Oh, sure, there’s an agency that’s supposed to be taking care of you, protecting you against abuse and mistreatment—it’s called the Office of Recipient Rights (ORR), and it exists within the Michigan Department of Health and Human Services (MDHHS).
But a troubling 2025 audit of ORR by the Michigan Office of the Auditor General found that agency just wasn’t doing its job, leaving nearly 600 patients at serious risk of mistreatment and abuse.
“And the more I looked into it, the worse it got.”
The audit looked into how ORR handled a random sample of 240 out of 5,032 complaints received between October 1, 2021 and July 31, 2024. They found that, although the agency is legally required to immediately investigate complaints involving “abuse, neglect, serious injury or death”—within 24 hours, according to ORR’s own internal guidelines—over 30 percent of these complaints were instead acted on anywhere from two to 17 days after being processed.
Out of the completed investigations, 16 were at least a week late—taking between 98 to a shocking 416 days. In fact, in a case where a patient swallowed “construction hardware”—ultimately requiring surgery to remove it—while allegedly under one-on-one supervision, it took more than a year to finish the investigation.
The ORR blamed the number of complaints received, staffing errors and lack of employee availability for the unacceptable delays.
Michigan State Senator Michael Webber originally requested the audit “based on serious concerns over patient care and a disturbing lack of transparency from the department in charge of our state psychiatric hospitals.”
“And the more I looked into it, the worse it got,” he said. “Parents and families deserve answers.… The bottom line is that if the department had been doing its job, this audit wouldn’t have been needed.”
Obviously the department hasn’t been doing its job, but the question no one is asking is: “Why?”
Is it a case of understaffing? Possibly that is an element, since ORR had 25 employees as of April and received over 5,000 complaints between October 2021 and July 2024.
But that’s hardly enough to explain the full extent of the problems the audit uncovered.
So, is it incompetency?
A shrugging, uncaring attitude toward actually doing a good job?
A desire to make Michigan psychiatric “treatment” look better than it really is?
Or might it be something more sinister—and might they really have something to hide?
That last argument is strengthened by the audit’s discovery that while all state hospitals have video surveillance cameras, the cameras were often non-functional or turned off, and audio recording was either unavailable or unreliable.
“In nearly half of the cases reviewed, video cameras that could have provided the truth weren’t functioning.”
In 28 out of 63 investigations, officials said video or audio evidence would have aided their investigation.
“The audit sheds light on why recipient rights complaints were going unanswered and that the department failed to properly investigate claims of abuse, neglect or even death in a timely manner,” Webber said. “In nearly half of the cases reviewed, video cameras that could have provided the truth weren’t functioning.”

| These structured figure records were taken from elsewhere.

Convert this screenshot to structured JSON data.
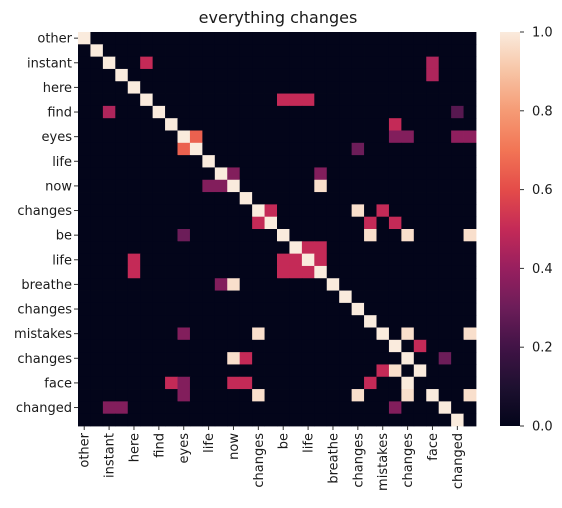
{
  "chart_data": {
    "type": "heatmap",
    "title": "everything changes",
    "row_labels": [
      "other",
      "",
      "instant",
      "",
      "here",
      "",
      "find",
      "",
      "eyes",
      "",
      "life",
      "",
      "now",
      "",
      "changes",
      "",
      "be",
      "",
      "life",
      "",
      "breathe",
      "",
      "changes",
      "",
      "mistakes",
      "",
      "changes",
      "",
      "face",
      "",
      "changed",
      ""
    ],
    "col_labels": [
      "other",
      "",
      "instant",
      "",
      "here",
      "",
      "find",
      "",
      "eyes",
      "",
      "life",
      "",
      "now",
      "",
      "changes",
      "",
      "be",
      "",
      "life",
      "",
      "breathe",
      "",
      "changes",
      "",
      "mistakes",
      "",
      "changes",
      "",
      "face",
      "",
      "changed",
      ""
    ],
    "colorbar": {
      "min": 0.0,
      "max": 1.0,
      "ticks": [
        0.0,
        0.2,
        0.4,
        0.6,
        0.8,
        1.0
      ],
      "tick_labels": [
        "0.0",
        "0.2",
        "0.4",
        "0.6",
        "0.8",
        "1.0"
      ],
      "colormap": "rocket"
    },
    "values": [
      [
        1,
        0,
        0,
        0,
        0,
        0,
        0,
        0,
        0,
        0,
        0,
        0,
        0,
        0,
        0,
        0,
        0,
        0,
        0,
        0,
        0,
        0,
        0,
        0,
        0,
        0,
        0,
        0,
        0,
        0,
        0,
        0
      ],
      [
        0,
        1,
        0,
        0,
        0,
        0,
        0,
        0,
        0,
        0,
        0,
        0,
        0,
        0,
        0,
        0,
        0,
        0,
        0,
        0,
        0,
        0,
        0,
        0,
        0,
        0,
        0,
        0,
        0,
        0,
        0,
        0
      ],
      [
        0,
        0,
        1,
        0,
        0,
        0.5,
        0,
        0,
        0,
        0,
        0,
        0,
        0,
        0,
        0,
        0,
        0,
        0,
        0,
        0,
        0,
        0,
        0,
        0,
        0,
        0,
        0,
        0,
        0.45,
        0,
        0,
        0
      ],
      [
        0,
        0,
        0,
        1,
        0,
        0,
        0,
        0,
        0,
        0,
        0,
        0,
        0,
        0,
        0,
        0,
        0,
        0,
        0,
        0,
        0,
        0,
        0,
        0,
        0,
        0,
        0,
        0,
        0.45,
        0,
        0,
        0
      ],
      [
        0,
        0,
        0,
        0,
        1,
        0,
        0,
        0,
        0,
        0,
        0,
        0,
        0,
        0,
        0,
        0,
        0,
        0,
        0,
        0,
        0,
        0,
        0,
        0,
        0,
        0,
        0,
        0,
        0,
        0,
        0,
        0
      ],
      [
        0,
        0,
        0,
        0,
        0,
        1,
        0,
        0,
        0,
        0,
        0,
        0,
        0,
        0,
        0,
        0,
        0.5,
        0.5,
        0.5,
        0,
        0,
        0,
        0,
        0,
        0,
        0,
        0,
        0,
        0,
        0,
        0,
        0
      ],
      [
        0,
        0,
        0.45,
        0,
        0,
        0,
        1,
        0,
        0,
        0,
        0,
        0,
        0,
        0,
        0,
        0,
        0,
        0,
        0,
        0,
        0,
        0,
        0,
        0,
        0,
        0,
        0,
        0,
        0,
        0,
        0.25,
        0
      ],
      [
        0,
        0,
        0,
        0,
        0,
        0,
        0,
        1,
        0,
        0,
        0,
        0,
        0,
        0,
        0,
        0,
        0,
        0,
        0,
        0,
        0,
        0,
        0,
        0,
        0,
        0.5,
        0,
        0,
        0,
        0,
        0,
        0
      ],
      [
        0,
        0,
        0,
        0,
        0,
        0,
        0,
        0,
        1,
        0.65,
        0,
        0,
        0,
        0,
        0,
        0,
        0,
        0,
        0,
        0,
        0,
        0,
        0,
        0,
        0,
        0.35,
        0.35,
        0,
        0,
        0,
        0.38,
        0.38
      ],
      [
        0,
        0,
        0,
        0,
        0,
        0,
        0,
        0,
        0.65,
        1,
        0,
        0,
        0,
        0,
        0,
        0,
        0,
        0,
        0,
        0,
        0,
        0,
        0.3,
        0,
        0,
        0,
        0,
        0,
        0,
        0,
        0,
        0
      ],
      [
        0,
        0,
        0,
        0,
        0,
        0,
        0,
        0,
        0,
        0,
        1,
        0,
        0,
        0,
        0,
        0,
        0,
        0,
        0,
        0,
        0,
        0,
        0,
        0,
        0,
        0,
        0,
        0,
        0,
        0,
        0,
        0
      ],
      [
        0,
        0,
        0,
        0,
        0,
        0,
        0,
        0,
        0,
        0,
        0,
        1,
        0.35,
        0,
        0,
        0,
        0,
        0,
        0,
        0.35,
        0,
        0,
        0,
        0,
        0,
        0,
        0,
        0,
        0,
        0,
        0,
        0
      ],
      [
        0,
        0,
        0,
        0,
        0,
        0,
        0,
        0,
        0,
        0,
        0.35,
        0.35,
        1,
        0,
        0,
        0,
        0,
        0,
        0,
        0.97,
        0,
        0,
        0,
        0,
        0,
        0,
        0,
        0,
        0,
        0,
        0,
        0
      ],
      [
        0,
        0,
        0,
        0,
        0,
        0,
        0,
        0,
        0,
        0,
        0,
        0,
        0,
        1,
        0,
        0,
        0,
        0,
        0,
        0,
        0,
        0,
        0,
        0,
        0,
        0,
        0,
        0,
        0,
        0,
        0,
        0
      ],
      [
        0,
        0,
        0,
        0,
        0,
        0,
        0,
        0,
        0,
        0,
        0,
        0,
        0,
        0,
        1,
        0.5,
        0,
        0,
        0,
        0,
        0,
        0,
        0.97,
        0,
        0.5,
        0,
        0,
        0,
        0,
        0,
        0,
        0
      ],
      [
        0,
        0,
        0,
        0,
        0,
        0,
        0,
        0,
        0,
        0,
        0,
        0,
        0,
        0,
        0.5,
        1,
        0,
        0,
        0,
        0,
        0,
        0,
        0,
        0.5,
        0,
        0.5,
        0,
        0,
        0,
        0,
        0,
        0
      ],
      [
        0,
        0,
        0,
        0,
        0,
        0,
        0,
        0,
        0.3,
        0,
        0,
        0,
        0,
        0,
        0,
        0,
        1,
        0,
        0,
        0,
        0,
        0,
        0,
        0.97,
        0,
        0,
        0.97,
        0,
        0,
        0,
        0,
        0.97
      ],
      [
        0,
        0,
        0,
        0,
        0,
        0,
        0,
        0,
        0,
        0,
        0,
        0,
        0,
        0,
        0,
        0,
        0,
        1,
        0.5,
        0.5,
        0,
        0,
        0,
        0,
        0,
        0,
        0,
        0,
        0,
        0,
        0,
        0
      ],
      [
        0,
        0,
        0,
        0,
        0.5,
        0,
        0,
        0,
        0,
        0,
        0,
        0,
        0,
        0,
        0,
        0,
        0.5,
        0.5,
        1,
        0.5,
        0,
        0,
        0,
        0,
        0,
        0,
        0,
        0,
        0,
        0,
        0,
        0
      ],
      [
        0,
        0,
        0,
        0,
        0.5,
        0,
        0,
        0,
        0,
        0,
        0,
        0,
        0,
        0,
        0,
        0,
        0.5,
        0.5,
        0.5,
        1,
        0,
        0,
        0,
        0,
        0,
        0,
        0,
        0,
        0,
        0,
        0,
        0
      ],
      [
        0,
        0,
        0,
        0,
        0,
        0,
        0,
        0,
        0,
        0,
        0,
        0.35,
        0.97,
        0,
        0,
        0,
        0,
        0,
        0,
        0,
        1,
        0,
        0,
        0,
        0,
        0,
        0,
        0,
        0,
        0,
        0,
        0
      ],
      [
        0,
        0,
        0,
        0,
        0,
        0,
        0,
        0,
        0,
        0,
        0,
        0,
        0,
        0,
        0,
        0,
        0,
        0,
        0,
        0,
        0,
        1,
        0,
        0,
        0,
        0,
        0,
        0,
        0,
        0,
        0,
        0
      ],
      [
        0,
        0,
        0,
        0,
        0,
        0,
        0,
        0,
        0,
        0,
        0,
        0,
        0,
        0,
        0,
        0,
        0,
        0,
        0,
        0,
        0,
        0,
        1,
        0,
        0,
        0,
        0,
        0,
        0,
        0,
        0,
        0
      ],
      [
        0,
        0,
        0,
        0,
        0,
        0,
        0,
        0,
        0,
        0,
        0,
        0,
        0,
        0,
        0,
        0,
        0,
        0,
        0,
        0,
        0,
        0,
        0,
        1,
        0,
        0,
        0,
        0,
        0,
        0,
        0,
        0
      ],
      [
        0,
        0,
        0,
        0,
        0,
        0,
        0,
        0,
        0.35,
        0,
        0,
        0,
        0,
        0,
        0.97,
        0,
        0,
        0,
        0,
        0,
        0,
        0,
        0,
        0,
        1,
        0,
        0.97,
        0,
        0,
        0,
        0,
        0.97
      ],
      [
        0,
        0,
        0,
        0,
        0,
        0,
        0,
        0,
        0,
        0,
        0,
        0,
        0,
        0,
        0,
        0,
        0,
        0,
        0,
        0,
        0,
        0,
        0,
        0,
        0,
        1,
        0,
        0.5,
        0,
        0,
        0,
        0
      ],
      [
        0,
        0,
        0,
        0,
        0,
        0,
        0,
        0,
        0,
        0,
        0,
        0,
        0.97,
        0.5,
        0,
        0,
        0,
        0,
        0,
        0,
        0,
        0,
        0,
        0,
        0,
        0,
        1,
        0,
        0,
        0.3,
        0,
        0
      ],
      [
        0,
        0,
        0,
        0,
        0,
        0,
        0,
        0,
        0,
        0,
        0,
        0,
        0,
        0,
        0,
        0,
        0,
        0,
        0,
        0,
        0,
        0,
        0,
        0,
        0.5,
        0.97,
        0,
        1,
        0,
        0,
        0,
        0
      ],
      [
        0,
        0,
        0,
        0,
        0,
        0,
        0,
        0.5,
        0.35,
        0,
        0,
        0,
        0.5,
        0.5,
        0,
        0,
        0,
        0,
        0,
        0,
        0,
        0,
        0,
        0.5,
        0,
        0,
        1,
        0,
        0,
        0,
        0,
        0
      ],
      [
        0,
        0,
        0,
        0,
        0,
        0,
        0,
        0,
        0.35,
        0,
        0,
        0,
        0,
        0,
        0.97,
        0,
        0,
        0,
        0,
        0,
        0,
        0,
        0.97,
        0,
        0,
        0,
        0.97,
        0,
        1,
        0,
        0,
        0.97
      ],
      [
        0,
        0,
        0.35,
        0.35,
        0,
        0,
        0,
        0,
        0,
        0,
        0,
        0,
        0,
        0,
        0,
        0,
        0,
        0,
        0,
        0,
        0,
        0,
        0,
        0,
        0,
        0.35,
        0,
        0,
        0,
        1,
        0,
        0
      ],
      [
        0,
        0,
        0,
        0,
        0,
        0,
        0,
        0,
        0,
        0,
        0,
        0,
        0,
        0,
        0,
        0,
        0,
        0,
        0,
        0,
        0,
        0,
        0,
        0,
        0,
        0,
        0,
        0,
        0,
        0,
        1,
        0
      ]
    ]
  }
}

Why would surveillance cameras not be working—or be turned off—unless someone was trying to hide something?
It’s not that abuse and mistreatment of patients is unheard of in the “mental health” industry. Actually, it’s disturbingly and horribly common.
In a letter to Michigan Department of Health and Human Services Director Elizabeth Hertel, Webber wrote: “I have continued to investigate your department’s management of our state hospital system. The deeper I look, the worse it gets—patient escapes, an unannounced active shooter drill, violent attacks, settled lawsuits, serious concerns over nutritional support and recipient rights complaints going unanswered.”
Patient mistreatment has, indeed, run wild in Michigan’s psychiatric hospitals.
So maybe they really do have something serious to hide—something serious enough to cause the ORR to accept unworking surveillance cameras and drastically slow action in dealing with complaints.
But it gets even stickier: Date stamps were missing on over 10 percent of the audited complaints “precluding us from determining whether ORR’s actions were timely,” the audit reads.
It appeared to be an attempt to hide when the complaints were filed, received or processed in order to make it look like the ORR was operating properly, quickly and efficiently when, in fact, it was not.
That’s why legislators are pushing for bills to add advocacy group members to the Recipient Rights Advisory Committee—which acts in an advisory and supervisory capacity to the ORR—and to provide patients with a written explanation of their rights.
“Right now, the council is made up of people that are just kind of looking inward, that are trying to protect themselves, trying to protect the system,” Webber said. “There is an immediate need for stronger oversight and accountability by [the Michigan legislature] for those at MDHHS who are charged with protecting our most vulnerable patients.”
Good idea—let’s take action to stop the abuses.
But, more importantly, let’s find out why they happened in the first place.
Maybe then we can stop them from ever happening again.